La pasada semana, se
celebró en Toledo la ceremonia de entrega de la última edición de los premios
internacionales Rey Abdullah Bin Abdulaziz de Traducción.
Diecisiete personas fueron
las galardonadas, dieciséis hombres y una mujer, quien salió ataviada con un
burka para recoger el premio, como manda la sharia, algo que ha provocado un
auténtico escándalo y la ausencia de muchos invitados.
El príncipe Abdulaziz Bin
Abdullah Bin Abdulaziz, es miembro de la familia real de Arabia Saudí, país en
el que se practica el wahabismo, o el salafismo, como ellos prefieren
denominarlo. Es la rama del islam que también practica el autodenominado Estado
Islámico.
Se la pudo ver con un burka
de los pies a la cabeza, de color negro, que solo dejaba ver sus ojos; ocultos
más si cabe por una gafa de pasta. Parecía una auténtica sombra encarcelada en
un ataúd de tejido. Sus manos, sin cubrir, tuvieron mucho cuidado a la hora de
recoger el galardón con el que se reconoció su trabajo.
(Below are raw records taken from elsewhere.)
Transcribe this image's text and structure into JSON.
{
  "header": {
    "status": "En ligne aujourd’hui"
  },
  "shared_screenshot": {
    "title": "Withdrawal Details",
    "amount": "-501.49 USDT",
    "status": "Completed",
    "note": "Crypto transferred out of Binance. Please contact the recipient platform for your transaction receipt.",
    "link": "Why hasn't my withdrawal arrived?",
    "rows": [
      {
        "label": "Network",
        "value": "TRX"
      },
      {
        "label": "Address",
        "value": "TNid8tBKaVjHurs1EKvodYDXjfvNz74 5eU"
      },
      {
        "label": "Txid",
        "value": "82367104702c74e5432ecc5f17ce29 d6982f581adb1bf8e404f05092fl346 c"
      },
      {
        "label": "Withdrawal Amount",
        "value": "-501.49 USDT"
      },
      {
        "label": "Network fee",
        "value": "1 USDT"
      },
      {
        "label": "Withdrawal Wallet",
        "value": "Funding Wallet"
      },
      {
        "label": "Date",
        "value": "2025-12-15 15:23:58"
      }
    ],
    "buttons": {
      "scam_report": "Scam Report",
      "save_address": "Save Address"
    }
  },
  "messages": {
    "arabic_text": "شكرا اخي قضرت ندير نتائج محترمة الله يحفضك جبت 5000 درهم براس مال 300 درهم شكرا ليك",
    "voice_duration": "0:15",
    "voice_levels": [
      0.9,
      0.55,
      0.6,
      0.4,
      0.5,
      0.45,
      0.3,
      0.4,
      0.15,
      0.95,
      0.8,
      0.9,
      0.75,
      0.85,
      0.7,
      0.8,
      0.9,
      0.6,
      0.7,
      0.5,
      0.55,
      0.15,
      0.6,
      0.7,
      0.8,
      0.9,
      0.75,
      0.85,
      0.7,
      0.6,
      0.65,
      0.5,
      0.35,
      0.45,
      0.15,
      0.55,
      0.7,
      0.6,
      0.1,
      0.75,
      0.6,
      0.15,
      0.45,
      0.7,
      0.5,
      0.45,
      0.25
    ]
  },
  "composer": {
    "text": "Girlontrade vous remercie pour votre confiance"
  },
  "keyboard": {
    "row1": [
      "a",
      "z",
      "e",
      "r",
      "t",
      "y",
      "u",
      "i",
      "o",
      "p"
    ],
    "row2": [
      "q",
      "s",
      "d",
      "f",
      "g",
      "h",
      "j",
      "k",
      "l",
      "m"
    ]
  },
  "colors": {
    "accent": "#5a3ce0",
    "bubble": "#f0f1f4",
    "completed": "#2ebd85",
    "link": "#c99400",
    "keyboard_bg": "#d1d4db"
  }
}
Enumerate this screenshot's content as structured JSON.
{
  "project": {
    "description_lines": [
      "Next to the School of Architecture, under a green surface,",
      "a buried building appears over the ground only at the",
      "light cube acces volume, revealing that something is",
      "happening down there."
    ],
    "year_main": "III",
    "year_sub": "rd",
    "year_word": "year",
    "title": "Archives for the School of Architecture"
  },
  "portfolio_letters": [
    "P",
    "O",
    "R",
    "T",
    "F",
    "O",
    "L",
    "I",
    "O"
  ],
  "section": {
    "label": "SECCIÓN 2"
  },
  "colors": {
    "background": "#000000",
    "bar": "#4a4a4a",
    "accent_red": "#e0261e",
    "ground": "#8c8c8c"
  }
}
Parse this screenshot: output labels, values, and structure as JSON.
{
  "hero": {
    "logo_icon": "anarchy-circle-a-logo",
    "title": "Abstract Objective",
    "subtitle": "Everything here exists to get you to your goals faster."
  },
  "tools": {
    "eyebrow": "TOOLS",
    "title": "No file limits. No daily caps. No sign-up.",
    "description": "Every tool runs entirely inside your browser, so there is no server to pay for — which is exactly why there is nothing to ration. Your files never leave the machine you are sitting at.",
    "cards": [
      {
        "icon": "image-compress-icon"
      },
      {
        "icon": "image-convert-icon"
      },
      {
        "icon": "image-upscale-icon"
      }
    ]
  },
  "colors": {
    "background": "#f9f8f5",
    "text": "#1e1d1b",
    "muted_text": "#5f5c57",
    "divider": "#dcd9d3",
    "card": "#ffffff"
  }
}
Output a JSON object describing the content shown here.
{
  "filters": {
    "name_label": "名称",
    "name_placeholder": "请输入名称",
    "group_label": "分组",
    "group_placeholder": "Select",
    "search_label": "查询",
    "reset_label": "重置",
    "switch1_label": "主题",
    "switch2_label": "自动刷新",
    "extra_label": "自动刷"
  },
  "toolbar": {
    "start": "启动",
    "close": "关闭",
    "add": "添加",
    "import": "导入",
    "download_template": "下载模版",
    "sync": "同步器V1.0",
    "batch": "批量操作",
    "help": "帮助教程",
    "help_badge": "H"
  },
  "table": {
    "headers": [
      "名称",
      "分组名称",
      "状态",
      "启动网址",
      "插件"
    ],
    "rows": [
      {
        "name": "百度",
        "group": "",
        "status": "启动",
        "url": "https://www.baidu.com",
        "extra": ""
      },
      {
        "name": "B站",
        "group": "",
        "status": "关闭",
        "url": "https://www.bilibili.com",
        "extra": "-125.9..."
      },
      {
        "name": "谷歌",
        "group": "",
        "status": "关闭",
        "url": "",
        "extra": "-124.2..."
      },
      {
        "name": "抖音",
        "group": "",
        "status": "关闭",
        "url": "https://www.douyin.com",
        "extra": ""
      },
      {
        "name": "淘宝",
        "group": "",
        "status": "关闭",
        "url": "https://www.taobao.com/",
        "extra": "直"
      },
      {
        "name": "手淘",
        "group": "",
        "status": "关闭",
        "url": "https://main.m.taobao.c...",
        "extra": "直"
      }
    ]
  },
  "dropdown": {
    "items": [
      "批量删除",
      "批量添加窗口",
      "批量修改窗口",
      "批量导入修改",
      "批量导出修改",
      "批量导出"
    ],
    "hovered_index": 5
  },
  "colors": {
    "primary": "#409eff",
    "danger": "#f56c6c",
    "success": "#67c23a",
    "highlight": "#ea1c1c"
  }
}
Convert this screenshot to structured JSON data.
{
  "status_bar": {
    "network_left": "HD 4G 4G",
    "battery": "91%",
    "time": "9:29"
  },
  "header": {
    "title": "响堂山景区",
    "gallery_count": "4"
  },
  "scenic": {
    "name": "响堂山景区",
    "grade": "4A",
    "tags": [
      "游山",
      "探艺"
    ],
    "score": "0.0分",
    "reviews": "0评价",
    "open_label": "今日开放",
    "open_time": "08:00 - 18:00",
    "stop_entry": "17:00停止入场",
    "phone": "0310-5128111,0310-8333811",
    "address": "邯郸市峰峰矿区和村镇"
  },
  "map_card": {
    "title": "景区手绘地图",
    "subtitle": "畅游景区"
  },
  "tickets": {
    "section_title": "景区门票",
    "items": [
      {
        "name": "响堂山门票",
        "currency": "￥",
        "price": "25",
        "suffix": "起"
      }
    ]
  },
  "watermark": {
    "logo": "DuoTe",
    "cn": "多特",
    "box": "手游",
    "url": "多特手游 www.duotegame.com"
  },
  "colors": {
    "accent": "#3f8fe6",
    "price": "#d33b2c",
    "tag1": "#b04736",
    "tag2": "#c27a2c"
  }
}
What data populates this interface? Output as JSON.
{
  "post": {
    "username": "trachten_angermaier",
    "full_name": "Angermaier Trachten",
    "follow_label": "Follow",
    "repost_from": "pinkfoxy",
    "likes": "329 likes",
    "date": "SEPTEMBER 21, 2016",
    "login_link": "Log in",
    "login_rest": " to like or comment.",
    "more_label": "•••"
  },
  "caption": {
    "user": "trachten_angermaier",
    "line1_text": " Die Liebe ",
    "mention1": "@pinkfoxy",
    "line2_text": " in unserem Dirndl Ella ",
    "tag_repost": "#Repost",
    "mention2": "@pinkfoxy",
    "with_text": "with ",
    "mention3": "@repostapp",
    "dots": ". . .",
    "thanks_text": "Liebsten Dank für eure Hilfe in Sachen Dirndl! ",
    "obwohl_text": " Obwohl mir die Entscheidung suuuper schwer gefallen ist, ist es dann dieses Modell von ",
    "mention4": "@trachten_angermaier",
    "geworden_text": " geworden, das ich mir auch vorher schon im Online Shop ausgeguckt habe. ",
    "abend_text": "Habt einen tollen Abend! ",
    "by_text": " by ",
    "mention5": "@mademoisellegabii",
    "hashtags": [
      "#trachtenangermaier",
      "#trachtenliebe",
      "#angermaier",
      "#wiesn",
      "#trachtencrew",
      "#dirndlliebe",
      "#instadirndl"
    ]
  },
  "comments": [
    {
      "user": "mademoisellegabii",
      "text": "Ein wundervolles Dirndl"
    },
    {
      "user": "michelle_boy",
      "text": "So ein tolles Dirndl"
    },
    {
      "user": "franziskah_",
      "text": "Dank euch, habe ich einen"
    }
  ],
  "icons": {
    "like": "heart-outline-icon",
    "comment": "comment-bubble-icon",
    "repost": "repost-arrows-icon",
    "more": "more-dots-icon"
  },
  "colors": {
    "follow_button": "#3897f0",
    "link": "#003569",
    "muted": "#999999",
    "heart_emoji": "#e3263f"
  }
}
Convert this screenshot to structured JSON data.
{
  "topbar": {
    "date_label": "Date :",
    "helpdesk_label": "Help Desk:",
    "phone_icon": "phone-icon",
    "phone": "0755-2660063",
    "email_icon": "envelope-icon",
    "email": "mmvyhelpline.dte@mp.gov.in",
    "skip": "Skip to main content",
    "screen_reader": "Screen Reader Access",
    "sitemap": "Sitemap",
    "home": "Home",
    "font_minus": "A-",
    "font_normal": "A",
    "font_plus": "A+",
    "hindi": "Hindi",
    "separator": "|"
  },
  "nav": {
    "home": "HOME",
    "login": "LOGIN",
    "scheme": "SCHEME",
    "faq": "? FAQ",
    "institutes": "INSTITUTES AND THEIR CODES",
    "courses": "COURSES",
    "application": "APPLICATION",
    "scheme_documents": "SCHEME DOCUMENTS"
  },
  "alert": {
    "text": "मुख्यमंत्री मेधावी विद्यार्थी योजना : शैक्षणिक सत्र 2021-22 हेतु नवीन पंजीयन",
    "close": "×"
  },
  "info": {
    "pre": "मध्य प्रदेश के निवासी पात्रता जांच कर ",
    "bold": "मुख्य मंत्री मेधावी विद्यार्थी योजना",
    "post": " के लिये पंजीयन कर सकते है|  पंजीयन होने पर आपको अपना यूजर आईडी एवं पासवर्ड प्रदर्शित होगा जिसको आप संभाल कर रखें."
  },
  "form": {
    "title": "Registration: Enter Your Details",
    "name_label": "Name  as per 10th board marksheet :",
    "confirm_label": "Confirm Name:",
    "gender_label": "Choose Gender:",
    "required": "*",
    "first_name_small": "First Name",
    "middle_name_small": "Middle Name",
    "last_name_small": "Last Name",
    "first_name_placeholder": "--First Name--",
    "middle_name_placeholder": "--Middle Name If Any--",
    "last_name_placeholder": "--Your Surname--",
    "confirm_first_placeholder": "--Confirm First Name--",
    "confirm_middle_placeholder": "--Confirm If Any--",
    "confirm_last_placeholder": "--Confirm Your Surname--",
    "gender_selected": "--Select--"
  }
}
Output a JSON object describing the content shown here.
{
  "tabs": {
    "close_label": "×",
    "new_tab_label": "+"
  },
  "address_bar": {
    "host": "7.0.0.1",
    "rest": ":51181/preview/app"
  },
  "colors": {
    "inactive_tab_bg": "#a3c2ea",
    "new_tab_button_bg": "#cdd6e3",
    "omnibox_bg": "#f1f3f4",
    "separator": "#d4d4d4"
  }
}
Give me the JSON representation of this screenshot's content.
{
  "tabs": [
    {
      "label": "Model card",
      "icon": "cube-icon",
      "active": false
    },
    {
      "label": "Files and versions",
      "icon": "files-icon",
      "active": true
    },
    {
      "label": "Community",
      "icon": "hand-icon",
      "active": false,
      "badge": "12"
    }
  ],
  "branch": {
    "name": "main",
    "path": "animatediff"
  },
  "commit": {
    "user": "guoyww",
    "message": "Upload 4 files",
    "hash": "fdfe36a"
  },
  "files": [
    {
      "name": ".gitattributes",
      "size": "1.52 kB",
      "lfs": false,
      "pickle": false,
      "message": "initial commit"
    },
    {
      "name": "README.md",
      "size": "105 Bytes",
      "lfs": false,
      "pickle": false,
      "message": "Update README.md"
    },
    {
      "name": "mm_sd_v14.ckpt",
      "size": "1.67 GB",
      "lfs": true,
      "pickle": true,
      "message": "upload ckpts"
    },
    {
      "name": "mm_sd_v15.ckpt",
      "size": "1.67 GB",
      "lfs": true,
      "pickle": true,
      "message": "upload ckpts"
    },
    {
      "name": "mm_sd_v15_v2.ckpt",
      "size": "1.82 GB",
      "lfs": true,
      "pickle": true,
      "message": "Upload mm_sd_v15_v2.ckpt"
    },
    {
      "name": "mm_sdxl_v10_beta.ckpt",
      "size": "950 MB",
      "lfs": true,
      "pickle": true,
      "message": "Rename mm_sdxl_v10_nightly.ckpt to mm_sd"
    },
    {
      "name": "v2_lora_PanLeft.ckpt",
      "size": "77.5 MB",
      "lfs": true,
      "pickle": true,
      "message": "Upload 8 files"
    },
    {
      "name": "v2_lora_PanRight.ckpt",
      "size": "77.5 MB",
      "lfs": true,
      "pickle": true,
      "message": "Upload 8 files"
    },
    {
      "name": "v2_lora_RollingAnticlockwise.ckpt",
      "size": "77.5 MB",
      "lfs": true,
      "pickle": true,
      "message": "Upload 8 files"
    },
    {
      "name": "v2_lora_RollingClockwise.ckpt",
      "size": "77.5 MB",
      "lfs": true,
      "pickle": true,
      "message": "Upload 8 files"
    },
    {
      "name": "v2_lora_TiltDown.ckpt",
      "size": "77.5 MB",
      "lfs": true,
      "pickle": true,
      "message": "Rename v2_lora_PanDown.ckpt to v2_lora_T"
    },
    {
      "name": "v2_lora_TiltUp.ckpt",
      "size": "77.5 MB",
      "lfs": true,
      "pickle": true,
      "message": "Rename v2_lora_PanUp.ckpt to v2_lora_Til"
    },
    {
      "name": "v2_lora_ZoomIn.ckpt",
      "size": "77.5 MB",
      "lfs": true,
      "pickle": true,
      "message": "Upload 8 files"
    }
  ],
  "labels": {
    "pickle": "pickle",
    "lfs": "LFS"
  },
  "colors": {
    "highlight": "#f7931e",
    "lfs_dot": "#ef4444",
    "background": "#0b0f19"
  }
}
No podía entrar en
contacto con el hombre que se lo entregaba, su religión se lo prohibía.
Asistió
incomprensiblemente, el presidente de Castilla-La Mancha, el socialista
Emiliano García-Page, quien fue respetuoso con un monumental acto de
denigración de la mujer.
La gran mayoría de
españoles no entienden cómo se puede ser respetuoso con un burka y todo lo que
hay detrás, y me refiero a la ablación, la lapidación, la poligamia, el
ajusticiamiento por blasfemia, infidelidad u homosexualidad.
Mientras que la alcaldesa
de Toledo no asistió, el socialista García-Page, le hizo con su asistencia, un
flaco favor a la causa de todos aquellos que luchamos por la igualdad entre
hombres y mujeres. Por cierto, las muchas feministas que apoyan al PSOE no «han dicho ni pío».